23. März 2009

Bei der Entscheidung zwischen einer Augmentation mit Bio-Oss oder einer möglichen Gewinnung des Knochenmaterials aus dem Beckenkamm des Patienten handelt es sich um echte Behandlungsalternativen, über die vor der Behandlung aufzuklären ist. Dies hat das OLG Stuttgart in seiner Entscheidung von 29.07.2008 (AZ: 1 U 148/07) zum Aufklärungsumfang klar gestellt.

Bei der Klägerin wurde im Jahre 2005 eine umfangreiche Implantatversorgung mit fünf Schraubenimplantationen inklusive einer Sinusbodenelevation vorgenommen. Die Klägerin machte im Anschluss an die vorgenommene Behandlung eine Reihe von Behandlungsfehlern geltend, die aufgrund massiver Schmerzen und einer Materialunverträglichkeit zur Entfernung der Implantate geführt hätten. Mit ihrer Klage forderte die Klägerin daher eine Schmerzensgeld in Höhe von €5 .000,– und beantragte die Feststellung der Ersatzpflicht weiterer Schäden.

Das Landgericht Stuttgart hatte mit seiner Entscheidung vom 06.11.2007 die Klage in der ersten Instanz vollumfänglich abgewiesen. Dieses Urteil wurde nunmehr vom OLG Stuttgart bestätigt. Insbesondere der geltend gemachte Aufklärungsfehler führte zu keiner Haftung des beklagten Zahnarztes, obwohl er die erforderliche Aufklärung tatsächlich unterlassen hatte.

Das Gericht führte aus, dass der Patient über echte Behandlungsalternative aufzuklären sei. Zwar sei grundsätzlich die Wahl der Behandlungsmethode Sache des Zahnarztes. Bestehen aber mehrere, medizinisch gleichermaßen indizierte Behandlungsmöglichkeiten mit wesentlich unterschiedlichen Risiken oder Erfolgsaussichten, ist der Patient hierüber aufzuklären, damit er in Ausübung seines Selbstbestimmungsrecht die Entscheidung für die eine oder andere Behandlungsmöglichkeit eigenverantwortlich treffen kann.

Darüber hinaus ist der Patient über die typischen Risiken aufzuklären. Das OLG hielt aufgrund der Sachverständigenerläuterungen nicht für ausgeschlossen, dass über das Risiko einer Kollagenallergie bei der Verwendung der Membran Bio-Gide aufzuklären sei. Weder hierüber, noch über die Behandlungsalternative der Gewinnung und Verwendung eigenen Knochenmaterials habe der Beklagte aufgeklärt, so dass ein Aufklärungsfehler grundsätzlich zu bejahen sei.

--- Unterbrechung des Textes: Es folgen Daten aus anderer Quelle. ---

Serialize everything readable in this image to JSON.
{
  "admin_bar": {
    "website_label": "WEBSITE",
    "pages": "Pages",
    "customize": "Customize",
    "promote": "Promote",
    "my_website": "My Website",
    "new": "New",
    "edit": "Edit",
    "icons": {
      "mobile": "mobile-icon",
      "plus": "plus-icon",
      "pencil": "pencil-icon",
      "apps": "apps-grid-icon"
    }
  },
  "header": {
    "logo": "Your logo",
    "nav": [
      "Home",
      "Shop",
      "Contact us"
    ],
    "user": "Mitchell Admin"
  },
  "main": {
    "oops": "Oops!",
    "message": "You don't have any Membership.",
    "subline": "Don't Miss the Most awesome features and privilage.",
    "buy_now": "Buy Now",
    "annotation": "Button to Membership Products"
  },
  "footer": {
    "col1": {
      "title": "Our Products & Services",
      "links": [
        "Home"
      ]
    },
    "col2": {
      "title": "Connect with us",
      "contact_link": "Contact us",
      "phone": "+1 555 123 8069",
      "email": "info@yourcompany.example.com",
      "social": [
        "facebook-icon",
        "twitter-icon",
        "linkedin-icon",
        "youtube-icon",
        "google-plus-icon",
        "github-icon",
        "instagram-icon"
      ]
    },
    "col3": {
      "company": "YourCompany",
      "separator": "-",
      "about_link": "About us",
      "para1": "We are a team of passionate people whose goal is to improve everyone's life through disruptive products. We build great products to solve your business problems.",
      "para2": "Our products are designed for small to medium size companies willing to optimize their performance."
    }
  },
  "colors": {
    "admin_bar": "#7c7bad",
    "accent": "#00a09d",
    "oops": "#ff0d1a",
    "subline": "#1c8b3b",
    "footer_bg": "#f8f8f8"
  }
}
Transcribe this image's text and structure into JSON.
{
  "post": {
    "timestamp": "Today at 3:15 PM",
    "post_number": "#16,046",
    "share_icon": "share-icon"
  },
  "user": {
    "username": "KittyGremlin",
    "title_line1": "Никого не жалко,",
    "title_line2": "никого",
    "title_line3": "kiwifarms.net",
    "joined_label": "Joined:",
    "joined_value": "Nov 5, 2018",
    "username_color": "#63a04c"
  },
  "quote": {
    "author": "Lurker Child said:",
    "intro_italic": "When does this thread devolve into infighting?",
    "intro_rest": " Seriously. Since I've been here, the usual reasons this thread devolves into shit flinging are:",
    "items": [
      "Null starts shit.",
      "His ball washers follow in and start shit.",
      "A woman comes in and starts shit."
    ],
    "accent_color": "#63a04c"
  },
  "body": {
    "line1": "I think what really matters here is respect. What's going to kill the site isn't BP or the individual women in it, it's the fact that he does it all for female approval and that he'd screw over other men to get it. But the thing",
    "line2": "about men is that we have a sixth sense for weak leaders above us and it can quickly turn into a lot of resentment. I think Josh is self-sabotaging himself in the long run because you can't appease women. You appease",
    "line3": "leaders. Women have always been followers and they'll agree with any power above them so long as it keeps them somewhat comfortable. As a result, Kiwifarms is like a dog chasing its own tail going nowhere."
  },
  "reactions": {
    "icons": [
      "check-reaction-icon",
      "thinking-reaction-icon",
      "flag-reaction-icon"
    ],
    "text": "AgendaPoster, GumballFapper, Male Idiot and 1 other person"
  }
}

Im Ergebnis konnte eine Haftung des Beklagten gleichwohl trotz der fehlenden Aufklärung ausgeschlossen werden, da das Gericht eine hypothetische Einwilligung des Patienten angenommen hat. Von einer hypothetischen Einwilligung des Patienten ist dann auszugehen, wenn der Patient sich bei ordnungsgemäßer Aufklärung für die gleiche Behandlung entschlossen hätte. Sie ist ausgeschlossen, wenn der Patient plausibel darlegt, dass er sich bei ordnungsgemäßer Aufklärung in einem echten Entscheidungskonflikt befunden hätte.

Dies vermochte die Klägerin in diesem Verfahren nicht darzulegen. Vielmehr hat das Gericht angenommen, dass die Klägerin sich auch bei entsprechender Aufklärung für die Behandlung mit Knochenersatzmaterial entscheiden hätte.

Somit konnte ein Schaden der Klägerin und damit die Haftung des Beklagten trotz fehlerhafter Aufklärung ausgeschlossen werden.

Fazit:

Die Frage der hypothetischen Aufklärung ist stets eine Einzelfallbeurteilung, die das Gericht aufgrund einer eigenen Bewertung der Sachlage vornimmt. Keinesfalls sollten sich implantierende Zahnärzte auf das Ergebnis dieses Verfahrens verlassen. Vielmehr sollte der Zahnarzt ausführlich über die Vor- und Nachteile von Knochenersatzmaterialen gegenüber der Verwendung von Eigenknochenmaterialen aufklären und den Inhalt des Gesprächs dokumentieren. Aufgrund der Entscheidung empfiehlt sich bei der Verwendung der Membran Bio-Gide grundsätzlich auch auf das Risiko einer Kollagenallergie hinzuweisen.